Insight into Filamentous Fungal Secretion and Evolution through Genomic Analysis

Abstract

Filamentous fungi are of broad economic importance due to their roles in industry, medicine and agriculture. There are several filamentous fungi, such as Trichoderma reesei, which have been harnessed as protein factories due to their immense secretion capacity. Unfortunately, their full potential cannot be exploited due to an incomplete understanding of the pathways and genes involved in the fungal secretion system. Through the development of bioinformatic tools and the use of genomic technologies including expressed sequence tags and bacterial artificial chromosomes, the genome of T. reesei has been partially characterized and a number of genes involved in the secretion system have been identified.

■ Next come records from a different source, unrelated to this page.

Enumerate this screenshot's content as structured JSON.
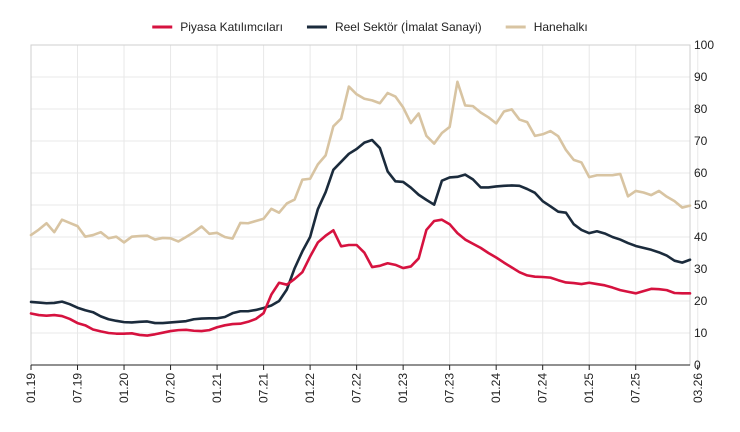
{
  "chart_data": {
    "type": "line",
    "title": "",
    "xlabel": "",
    "ylabel": "",
    "ylim": [
      0,
      100
    ],
    "y_ticks": [
      0,
      10,
      20,
      30,
      40,
      50,
      60,
      70,
      80,
      90,
      100
    ],
    "y_axis_position": "right",
    "legend_position": "top",
    "grid": true,
    "x_tick_labels": [
      "01.19",
      "07.19",
      "01.20",
      "07.20",
      "01.21",
      "07.21",
      "01.22",
      "07.22",
      "01.23",
      "07.23",
      "01.24",
      "07.24",
      "01.25",
      "07.25",
      "03.26"
    ],
    "x_tick_months": [
      0,
      6,
      12,
      18,
      24,
      30,
      36,
      42,
      48,
      54,
      60,
      66,
      72,
      78,
      86
    ],
    "x_start": "01.19",
    "x_end": "03.26",
    "series": [
      {
        "name": "Piyasa Katılımcıları",
        "color": "#d6123f",
        "values": [
          16.1,
          15.6,
          15.4,
          15.6,
          15.3,
          14.4,
          13.1,
          12.4,
          11.1,
          10.5,
          10.0,
          9.8,
          9.8,
          9.9,
          9.4,
          9.2,
          9.6,
          10.1,
          10.6,
          10.9,
          11.0,
          10.7,
          10.6,
          10.9,
          11.8,
          12.4,
          12.8,
          12.9,
          13.5,
          14.4,
          16.2,
          22.0,
          25.7,
          25.1,
          26.9,
          29.0,
          33.9,
          38.3,
          40.4,
          42.1,
          37.1,
          37.5,
          37.5,
          35.1,
          30.6,
          31.0,
          31.8,
          31.3,
          30.3,
          30.8,
          33.3,
          42.2,
          45.0,
          45.4,
          44.0,
          41.2,
          39.2,
          37.9,
          36.6,
          35.0,
          33.6,
          32.0,
          30.5,
          29.0,
          28.0,
          27.6,
          27.5,
          27.3,
          26.5,
          25.8,
          25.6,
          25.3,
          25.7,
          25.3,
          24.9,
          24.2,
          23.4,
          22.9,
          22.4,
          23.1,
          23.8,
          23.7,
          23.4,
          22.5,
          22.4,
          22.4
        ]
      },
      {
        "name": "Reel Sektör (İmalat Sanayi)",
        "color": "#1b2b3c",
        "values": [
          19.7,
          19.5,
          19.3,
          19.4,
          19.8,
          19.0,
          17.9,
          17.1,
          16.5,
          15.2,
          14.3,
          13.8,
          13.4,
          13.3,
          13.5,
          13.6,
          13.1,
          13.1,
          13.3,
          13.5,
          13.7,
          14.3,
          14.5,
          14.6,
          14.6,
          15.0,
          16.2,
          16.8,
          16.8,
          17.2,
          17.8,
          18.6,
          20.0,
          23.6,
          30.2,
          35.5,
          40.0,
          48.7,
          54.0,
          61.0,
          63.5,
          66.0,
          67.5,
          69.5,
          70.3,
          67.8,
          60.5,
          57.4,
          57.2,
          55.4,
          53.2,
          51.6,
          50.1,
          57.6,
          58.6,
          58.8,
          59.5,
          58.0,
          55.5,
          55.5,
          55.8,
          56.0,
          56.1,
          56.0,
          55.0,
          53.8,
          51.2,
          49.6,
          47.9,
          47.6,
          44.0,
          42.2,
          41.2,
          41.8,
          41.1,
          40.0,
          39.2,
          38.1,
          37.2,
          36.6,
          36.0,
          35.2,
          34.2,
          32.6,
          32.0,
          32.9
        ]
      },
      {
        "name": "Hanehalkı",
        "color": "#d8c4a2",
        "values": [
          40.6,
          42.3,
          44.3,
          41.5,
          45.4,
          44.4,
          43.4,
          40.1,
          40.6,
          41.5,
          39.6,
          40.1,
          38.3,
          40.1,
          40.3,
          40.4,
          39.2,
          39.7,
          39.6,
          38.6,
          40.0,
          41.5,
          43.3,
          41.0,
          41.3,
          40.0,
          39.5,
          44.4,
          44.3,
          45.0,
          45.7,
          48.8,
          47.6,
          50.5,
          51.7,
          57.9,
          58.2,
          62.7,
          65.5,
          74.6,
          77.0,
          87.0,
          84.6,
          83.2,
          82.7,
          81.8,
          85.0,
          83.9,
          80.5,
          75.6,
          78.6,
          71.6,
          69.2,
          72.5,
          74.4,
          88.5,
          81.1,
          80.9,
          78.9,
          77.4,
          75.5,
          79.2,
          79.9,
          76.7,
          75.9,
          71.6,
          72.1,
          73.1,
          71.5,
          67.2,
          64.1,
          63.3,
          58.7,
          59.3,
          59.3,
          59.3,
          59.7,
          52.7,
          54.4,
          53.9,
          53.1,
          54.4,
          52.6,
          51.2,
          49.2,
          49.8
        ]
      }
    ]
  }
}
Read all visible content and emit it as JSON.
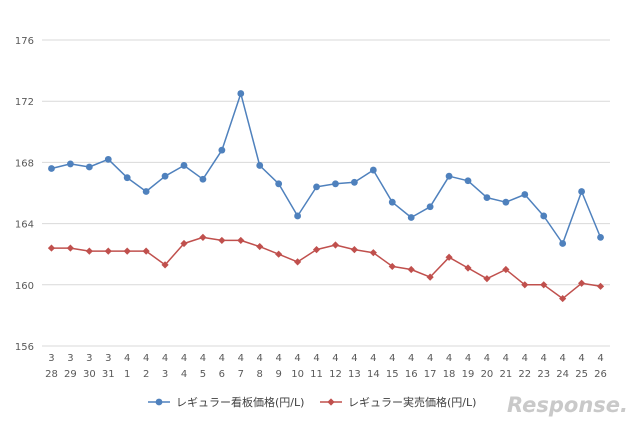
{
  "chart_data": {
    "type": "line",
    "title": "",
    "xlabel": "",
    "ylabel": "",
    "ylim": [
      156,
      176
    ],
    "yticks": [
      156,
      160,
      164,
      168,
      172,
      176
    ],
    "grid": true,
    "legend": "bottom",
    "categories": [
      {
        "month": "3",
        "day": "28"
      },
      {
        "month": "3",
        "day": "29"
      },
      {
        "month": "3",
        "day": "30"
      },
      {
        "month": "3",
        "day": "31"
      },
      {
        "month": "4",
        "day": "1"
      },
      {
        "month": "4",
        "day": "2"
      },
      {
        "month": "4",
        "day": "3"
      },
      {
        "month": "4",
        "day": "4"
      },
      {
        "month": "4",
        "day": "5"
      },
      {
        "month": "4",
        "day": "6"
      },
      {
        "month": "4",
        "day": "7"
      },
      {
        "month": "4",
        "day": "8"
      },
      {
        "month": "4",
        "day": "9"
      },
      {
        "month": "4",
        "day": "10"
      },
      {
        "month": "4",
        "day": "11"
      },
      {
        "month": "4",
        "day": "12"
      },
      {
        "month": "4",
        "day": "13"
      },
      {
        "month": "4",
        "day": "14"
      },
      {
        "month": "4",
        "day": "15"
      },
      {
        "month": "4",
        "day": "16"
      },
      {
        "month": "4",
        "day": "17"
      },
      {
        "month": "4",
        "day": "18"
      },
      {
        "month": "4",
        "day": "19"
      },
      {
        "month": "4",
        "day": "20"
      },
      {
        "month": "4",
        "day": "21"
      },
      {
        "month": "4",
        "day": "22"
      },
      {
        "month": "4",
        "day": "23"
      },
      {
        "month": "4",
        "day": "24"
      },
      {
        "month": "4",
        "day": "25"
      },
      {
        "month": "4",
        "day": "26"
      }
    ],
    "series": [
      {
        "name": "レギュラー看板価格(円/L)",
        "color": "#4f81bd",
        "marker": "circle",
        "values": [
          167.6,
          167.9,
          167.7,
          168.2,
          167.0,
          166.1,
          167.1,
          167.8,
          166.9,
          168.8,
          172.5,
          167.8,
          166.6,
          164.5,
          166.4,
          166.6,
          166.7,
          167.5,
          165.4,
          164.4,
          165.1,
          167.1,
          166.8,
          165.7,
          165.4,
          165.9,
          164.5,
          162.7,
          166.1,
          163.1
        ]
      },
      {
        "name": "レギュラー実売価格(円/L)",
        "color": "#c0504d",
        "marker": "diamond",
        "values": [
          162.4,
          162.4,
          162.2,
          162.2,
          162.2,
          162.2,
          161.3,
          162.7,
          163.1,
          162.9,
          162.9,
          162.5,
          162.0,
          161.5,
          162.3,
          162.6,
          162.3,
          162.1,
          161.2,
          161.0,
          160.5,
          161.8,
          161.1,
          160.4,
          161.0,
          160.0,
          160.0,
          159.1,
          160.1,
          159.9
        ]
      }
    ]
  },
  "watermark": "Response."
}
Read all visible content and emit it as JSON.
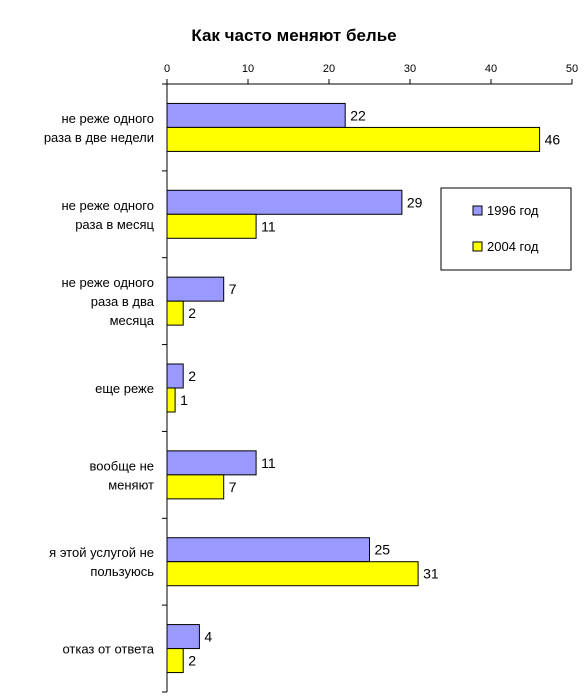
{
  "chart_data": {
    "type": "bar",
    "orientation": "horizontal",
    "title": "Как часто меняют белье",
    "categories": [
      [
        "не реже одного",
        "раза в две недели"
      ],
      [
        "не реже одного",
        "раза в месяц"
      ],
      [
        "не реже одного",
        "раза в два",
        "месяца"
      ],
      [
        "еще реже"
      ],
      [
        "вообще не",
        "меняют"
      ],
      [
        "я этой услугой не",
        "пользуюсь"
      ],
      [
        "отказ от ответа"
      ]
    ],
    "series": [
      {
        "name": "1996 год",
        "color": "#9999ff",
        "values": [
          22,
          29,
          7,
          2,
          11,
          25,
          4
        ]
      },
      {
        "name": "2004 год",
        "color": "#ffff00",
        "values": [
          46,
          11,
          2,
          1,
          7,
          31,
          2
        ]
      }
    ],
    "xlim": [
      0,
      50
    ],
    "ticks": [
      0,
      10,
      20,
      30,
      40,
      50
    ],
    "xaxis_position": "top",
    "grid": false,
    "legend_position": "right"
  }
}
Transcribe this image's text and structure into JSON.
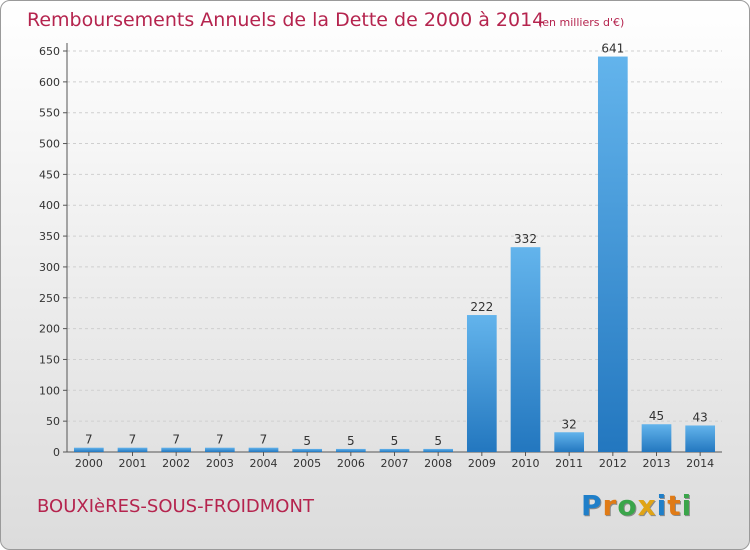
{
  "title": "Remboursements Annuels de la Dette de 2000 à 2014",
  "unit_note": "(en milliers d'€)",
  "commune": "BOUXIèRES-SOUS-FROIDMONT",
  "logo": {
    "letters": [
      {
        "ch": "P",
        "color": "#1f7fc9"
      },
      {
        "ch": "r",
        "color": "#e07b16"
      },
      {
        "ch": "o",
        "color": "#3aa54a"
      },
      {
        "ch": "x",
        "color": "#e0a417"
      },
      {
        "ch": "i",
        "color": "#1f7fc9"
      },
      {
        "ch": "t",
        "color": "#e07b16"
      },
      {
        "ch": "i",
        "color": "#3aa54a"
      }
    ]
  },
  "colors": {
    "bar_light": "#63b4ec",
    "bar_dark": "#2377bf",
    "accent": "#b5244e"
  },
  "chart_data": {
    "type": "bar",
    "title": "Remboursements Annuels de la Dette de 2000 à 2014",
    "xlabel": "",
    "ylabel": "",
    "categories": [
      "2000",
      "2001",
      "2002",
      "2003",
      "2004",
      "2005",
      "2006",
      "2007",
      "2008",
      "2009",
      "2010",
      "2011",
      "2012",
      "2013",
      "2014"
    ],
    "values": [
      7,
      7,
      7,
      7,
      7,
      5,
      5,
      5,
      5,
      222,
      332,
      32,
      641,
      45,
      43
    ],
    "ylim": [
      0,
      650
    ],
    "yticks": [
      0,
      50,
      100,
      150,
      200,
      250,
      300,
      350,
      400,
      450,
      500,
      550,
      600,
      650
    ],
    "grid": true,
    "data_labels": true
  }
}
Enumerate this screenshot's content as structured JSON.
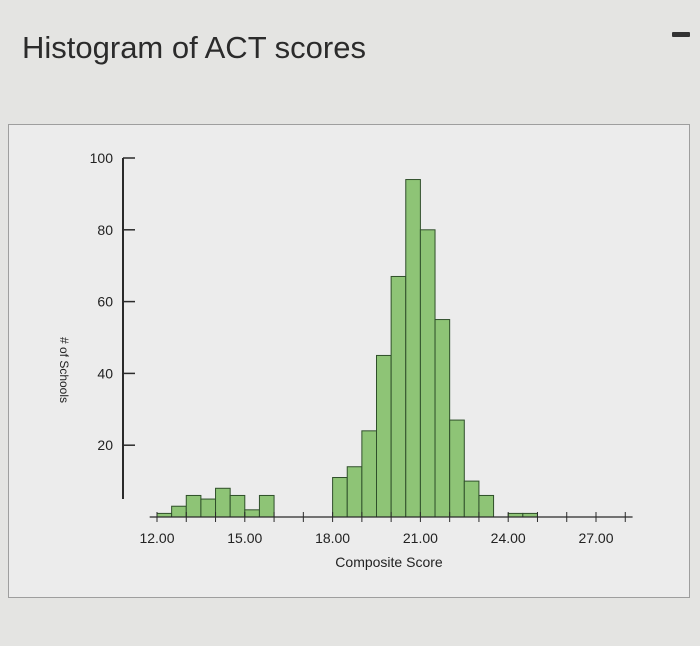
{
  "page": {
    "title": "Histogram of ACT scores"
  },
  "chart_data": {
    "type": "bar",
    "title": "",
    "xlabel": "Composite Score",
    "ylabel": "# of Schools",
    "xlim": [
      11.75,
      28.25
    ],
    "ylim": [
      0,
      100
    ],
    "x_ticks": [
      "12.00",
      "15.00",
      "18.00",
      "21.00",
      "24.00",
      "27.00"
    ],
    "y_ticks": [
      "20",
      "40",
      "60",
      "80",
      "100"
    ],
    "bin_width": 0.5,
    "bins": [
      {
        "start": 12.0,
        "count": 1
      },
      {
        "start": 12.5,
        "count": 3
      },
      {
        "start": 13.0,
        "count": 6
      },
      {
        "start": 13.5,
        "count": 5
      },
      {
        "start": 14.0,
        "count": 8
      },
      {
        "start": 14.5,
        "count": 6
      },
      {
        "start": 15.0,
        "count": 2
      },
      {
        "start": 15.5,
        "count": 6
      },
      {
        "start": 16.0,
        "count": 0
      },
      {
        "start": 16.5,
        "count": 0
      },
      {
        "start": 17.0,
        "count": 0
      },
      {
        "start": 17.5,
        "count": 0
      },
      {
        "start": 18.0,
        "count": 11
      },
      {
        "start": 18.5,
        "count": 14
      },
      {
        "start": 19.0,
        "count": 24
      },
      {
        "start": 19.5,
        "count": 45
      },
      {
        "start": 20.0,
        "count": 67
      },
      {
        "start": 20.5,
        "count": 94
      },
      {
        "start": 21.0,
        "count": 80
      },
      {
        "start": 21.5,
        "count": 55
      },
      {
        "start": 22.0,
        "count": 27
      },
      {
        "start": 22.5,
        "count": 10
      },
      {
        "start": 23.0,
        "count": 6
      },
      {
        "start": 23.5,
        "count": 0
      },
      {
        "start": 24.0,
        "count": 1
      },
      {
        "start": 24.5,
        "count": 1
      }
    ],
    "colors": {
      "bar_fill": "#8ec476",
      "bar_stroke": "#2f4f2a",
      "axis": "#2a2a2a"
    }
  }
}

Pathogenic fungi, such as Magnaporthe grisea, are of great economic importance due to their devastating effect on agriculture. M. grisea is responsible for the loss of incredible amounts of rice crop yearly and has recently had its genome completely sequenced and annotated. The genome sequence has revealed the set of transposable elements in M. grisea which have then been analyzed using gene genealogies and the coalescent. The genealogies and coalescent have revealed that all elements analyzed showed a rapid expansion at some point in the past. This can be explained as a genomic event leading to the acceptance of transposable element activity most likely caused by the loss of genomic defense mechanisms. As a pathogen, the ability to evolve quickly in the face of plant defense mechanisms is essential. Transposable element activity can provide means for rapid evolution and this acceptance may represent a shift of these elements from genomic parasitism to mutualism.